My guess is that if you look closely, only the bulb at each end of the string has 3 wires (the others have 2). What happens is this:

----+------------------------------------
|
B---b---b---b---b---b---b---b---B
|
------------------------------------+----

where "B" is a 3-wire bulb (the junction in the main branch happens in the bulb holder), and "b" is a 2-wire bulb. The 3rd wire in the string is to allow end-to-end connections.

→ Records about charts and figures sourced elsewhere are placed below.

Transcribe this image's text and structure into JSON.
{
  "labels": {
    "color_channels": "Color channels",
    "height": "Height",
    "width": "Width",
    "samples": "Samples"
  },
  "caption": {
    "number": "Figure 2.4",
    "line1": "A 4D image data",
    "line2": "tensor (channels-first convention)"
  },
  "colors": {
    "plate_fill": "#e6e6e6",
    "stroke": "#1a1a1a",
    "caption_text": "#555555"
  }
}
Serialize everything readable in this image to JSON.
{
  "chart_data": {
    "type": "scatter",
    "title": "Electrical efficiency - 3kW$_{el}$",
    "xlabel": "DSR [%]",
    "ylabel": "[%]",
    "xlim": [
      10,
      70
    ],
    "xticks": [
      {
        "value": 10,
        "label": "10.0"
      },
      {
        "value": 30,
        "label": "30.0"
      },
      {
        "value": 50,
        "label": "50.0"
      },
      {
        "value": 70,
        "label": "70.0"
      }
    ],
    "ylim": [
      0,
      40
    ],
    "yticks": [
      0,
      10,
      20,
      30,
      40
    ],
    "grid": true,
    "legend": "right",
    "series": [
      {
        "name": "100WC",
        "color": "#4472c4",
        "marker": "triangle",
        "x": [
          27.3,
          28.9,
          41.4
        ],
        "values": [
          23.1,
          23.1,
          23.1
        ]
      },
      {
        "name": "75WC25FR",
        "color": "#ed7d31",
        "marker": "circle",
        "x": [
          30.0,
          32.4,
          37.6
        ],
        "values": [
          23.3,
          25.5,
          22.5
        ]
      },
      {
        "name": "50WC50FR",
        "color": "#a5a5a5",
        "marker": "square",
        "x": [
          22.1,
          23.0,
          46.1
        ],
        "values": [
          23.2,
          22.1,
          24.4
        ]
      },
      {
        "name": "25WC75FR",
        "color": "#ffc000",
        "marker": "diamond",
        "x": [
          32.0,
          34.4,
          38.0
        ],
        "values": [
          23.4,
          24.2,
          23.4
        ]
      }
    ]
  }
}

Other than this third wire, it's a normal series-connected string, so cutting into it to reduce the number of bulbs is a BAD THING (remember what happens with ordinary minilights when a bulb burns out and the shorting link triggers to keep the others lit? They get a bit brighter because there's more voltage for each one.) Unless I miss my guess, the manufacturer is counting on the forward voltage drop for all the LEDs to avoid overdriving (I've got a 70 light string, and this results in a peak voltage of 2.4V per LED - low enough to be reasonably safe without a ballast resistor). Of course, you could add a ballast resistor to take into account the voltage that would be dropped across the missing bulbs if you shorten the string (but then you'd have to make sure the DIY connections were weatherproof). Alternately, you could shorten the string without using a ballast resistor, and be the first on your block to have SED (smoke-emitting diode /ubbthreads/images/graemlins/ooo.gif ) Christmas lights.


----------